Da seguire: Area euro: – Le vendite di case esistenti ad aprile sono previste in aumento a 5,7 milioni di unità ann. (+6,5% m/m), dopo l’aumento di +6,8% m/m di marzo. La serie aveva visto contrazioni da dicembre a febbraio, dopo….
il balzo visto nel periodo fra settembre e novembre, legato alla prima scadenza degli incentivi agli acquisti. I contratti di compravendita hanno registrato forti aumenti negli ultimi mesi. Gli incentivi fiscali scadono a fine aprile per quanto riguarda i contratti di compravendita, mentre la finalizzazione degli acquisti deve avvenire entro il 30 giugno. Pertanto il rimbalzo delle vendite potrebbe proseguire su ritmi elevati per via degli incentivi fino alla fine del 2° trimestre.
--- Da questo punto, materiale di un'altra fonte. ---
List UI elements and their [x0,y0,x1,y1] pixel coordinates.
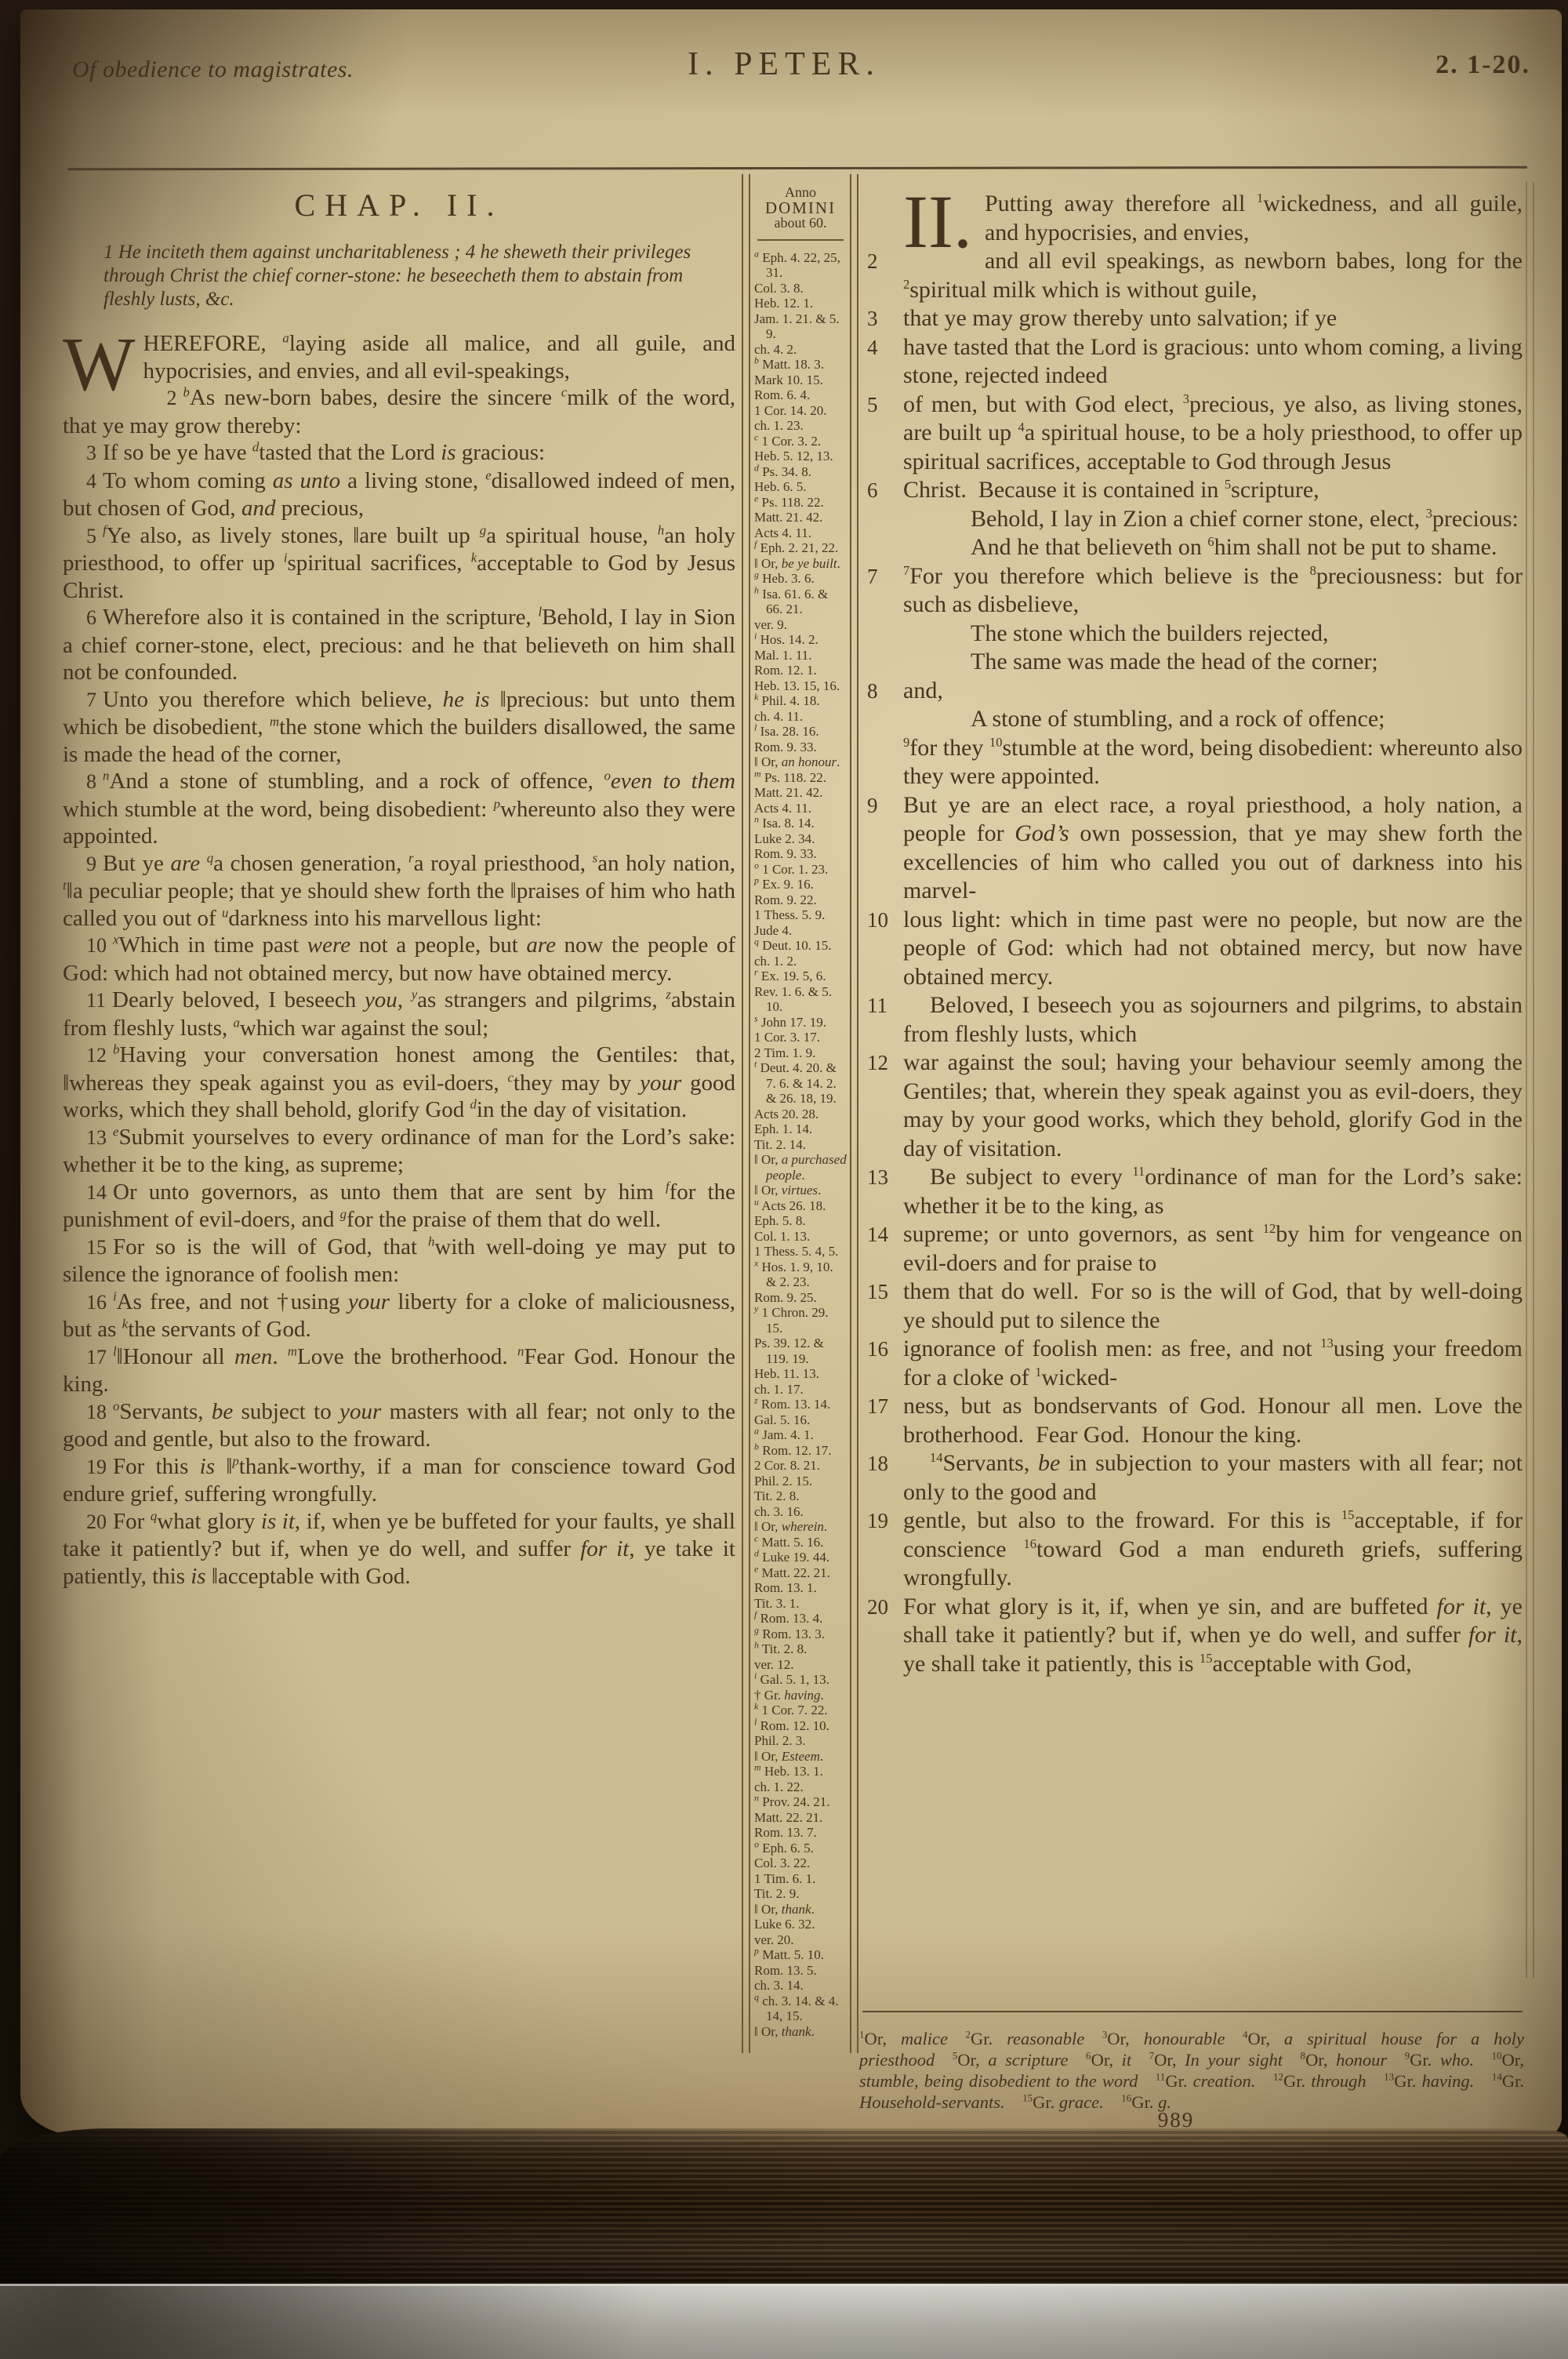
cross-reference: Luke 2. 34. [754,831,847,847]
rv-verses: II.Putting away therefore all 1wickednes… [903,190,1523,1678]
cross-reference: 2 Cor. 8. 21. [754,1458,847,1474]
verse-number: 19 [867,1507,900,1536]
cross-reference: e Matt. 22. 21. [754,1565,847,1581]
cross-reference: l Isa. 28. 16. [754,724,847,740]
rv-verse: 77For you therefore which believe is the… [903,562,1523,620]
cross-reference: k 1 Cor. 7. 22. [754,1703,847,1718]
kjv-verse: 16iAs free, and not †using your liberty … [63,1289,735,1343]
rv-verse: 20For what glory is it, if, when ye sin,… [903,1593,1523,1679]
rv-verse: 12war against the soul; having your beha… [903,1049,1523,1163]
cross-reference: Heb. 12. 1. [754,296,847,311]
rv-verse: 17ness, but as bondservants of God. Hono… [903,1392,1523,1449]
margin-reference-column: Anno DOMINI about 60. a Eph. 4. 22, 25, … [754,185,847,2039]
kjv-verse: 10xWhich in time past were not a people,… [63,932,735,987]
rv-verse: The same was made the head of the corner… [903,648,1523,677]
cross-reference: Tit. 2. 14. [754,1137,847,1153]
cross-reference: Heb. 6. 5. [754,479,847,495]
cross-reference: y 1 Chron. 29. 15. [754,1305,847,1336]
verse-number: 3 [867,304,900,333]
cross-reference: 1 Thess. 5. 9. [754,907,847,923]
verse-number: 15 [86,1236,113,1259]
rv-verse: 8and, [903,677,1523,706]
verse-number: 16 [867,1335,900,1364]
verse-number: 11 [867,991,900,1020]
verse-number: 18 [867,1449,900,1478]
cross-reference: Ps. 39. 12. & 119. 19. [754,1336,847,1366]
verse-text: and, [903,678,943,703]
verse-text: 7For you therefore which believe is the … [903,563,1523,618]
anno-rule [757,239,844,241]
cross-reference: ‖ Or, virtues. [754,1183,847,1198]
cross-reference: o 1 Cor. 1. 23. [754,862,847,878]
verse-range: 2. 1-20. [1436,50,1530,80]
rv-verse: 16ignorance of foolish men: as free, and… [903,1335,1523,1392]
kjv-verse: 8nAnd a stone of stumbling, and a rock o… [63,768,735,850]
cross-reference: Heb. 5. 12, 13. [754,449,847,464]
cross-reference: d Ps. 34. 8. [754,464,847,480]
verse-number: 2 [867,247,900,276]
cross-reference: s John 17. 19. [754,1015,847,1030]
kjv-verse: 5fYe also, as lively stones, ‖are built … [63,522,735,605]
verse-number: 3 [86,442,103,464]
rv-verse: Behold, I lay in Zion a chief corner sto… [903,505,1523,534]
verse-text: For what glory is it, if, when ye sin, a… [903,1594,1523,1677]
rv-verse: 11Beloved, I beseech you as sojourners a… [903,991,1523,1049]
cross-reference: Rom. 9. 25. [754,1290,847,1306]
cross-reference: ch. 1. 22. [754,1779,847,1795]
cross-reference: r Ex. 19. 5, 6. [754,969,847,984]
verse-number: 6 [867,476,900,505]
verse-text: And he that believeth on 6him shall not … [971,534,1497,560]
rv-verse: 3that ye may grow thereby unto salvation… [903,304,1523,333]
verse-number: 2 [167,387,183,409]
cross-reference: Mal. 1. 11. [754,648,847,663]
cross-reference: ch. 1. 23. [754,418,847,434]
cross-reference: Eph. 5. 8. [754,1213,847,1229]
cross-reference: ‖ Or, thank. [754,2024,847,2040]
verse-text: ignorance of foolish men: as free, and n… [903,1336,1523,1390]
cross-reference: ‖ Or, thank. [754,1902,847,1917]
rv-verse: 6Christ. Because it is contained in 5scr… [903,476,1523,505]
verse-text: that ye may grow thereby unto salvation;… [903,305,1337,331]
chapter-summary: 1 He inciteth them against uncharitablen… [103,241,731,311]
verse-text: Behold, I lay in Zion a chief corner sto… [971,506,1519,532]
cross-reference: Rom. 13. 7. [754,1825,847,1841]
kjv-verse: 19For this is ‖pthank-worthy, if a man f… [63,1453,735,1508]
verse-number: 15 [867,1278,900,1307]
table-surface [0,2284,1568,2359]
verse-text: Putting away therefore all 1wickedness, … [985,191,1523,245]
kjv-verse: 17l‖Honour all men. mLove the brotherhoo… [63,1343,735,1398]
cross-reference: Rom. 6. 4. [754,387,847,403]
cross-reference: g Rom. 13. 3. [754,1627,847,1642]
cross-reference: ‖ Or, a purchased people. [754,1152,847,1183]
I market mover della settimana
Nell’area euro, con le survey ISAE italiana e INSEE francese proseguirà la tornata di indagini di fiducia relative al mese di maggio. Si potrebbe vedere una stabilizzazione dopo il balzo di aprile, dovuta alle turbolenze sui mercati finanziari e al profilarsi di misure correttive sui conti pubblici in diversi paesi; il trend resterebbe per ora quello di un recupero dai minimi di oltre un anno fa. L’inflazione tedesca è vista in salita soltanto marginale a maggio. Infine, la spesa per consumi in Francia sarà trascinata al ribasso dal calo delle vendite di auto.
Negli Stati Uniti, le vendite di case di aprile dovrebbero proseguire sul trend verso l’alto influenzato dagli incentivi fiscali; gli ordini di beni durevoli dovrebbero aumentare ad aprile dopo il calo di marzo. La seconda stima del PIL dovrebbe mostrare una modesta revisione verso l’alto per il 1° trimestre. La fiducia delle famiglie a maggio è prevista in modesto aumento.
Venerdì sui mercati
Indice VIX in calo a 40 da 45,7% sul rimbalzo degli indici azionari mondiali. Persistono le tensioni sugli spread nella zona euro, in un contesto di netto calo dei rendimenti sulla curva tedesca. Rimbalzo dei rendimenti sugli UST, con appiattimento della curva (10-2 anni: -4pb). L’euro ha chiuso la giornata sopra 1,25 e la modesta flessione di questa mattina finora non si è estesa oltre 1,2482. In ripresa sul dollaro anche la sterlina (1,4495), mentre lo yen (il maggior beneficiario del flight to quality nei giorni scorsi) cede terreno.
Area euro
PMI composito e IFO tedesco hanno confermato le indicazioni per una battuta d’arresto della fiducia a maggio che erano giunte dalla survey ZEW. Assai probabile è che abbia pesato la crisi sul debito pubblico che sta colpendo l’Eurozona. Il PMI composito è sceso per la prima volta dopo tre aumenti consecutivi, in quanto la salita nel settore dei servizi è stata più che compensata dal calo nel manifatturiero. Tuttavia, l’indice resta su un livello coerente con incrementi del PIL dell’ordine di 0,8% t/t, ben al di sopra dello 0,2% registrato nei primi tre mesi dell’anno. Confortante poi il ritorno in territorio lievemente espansivo (50,4), per la prima volta dopo oltre due anni, della componente occupazione. L’IFO tedesco è rimasto circa stabile a maggio (101,5 da 101,6). Infatti, come previsto si è verificato un marginale miglioramento della situazione corrente a fronte di un calo delle attese. Anche in questo caso però occorre ricordare che il livello dell’indice rimane coerente con un’accelerazione della ripresa tedesca nei mesi primaverili dopo il modesto 0,2% t/t di fine 2009 e inizio 2010.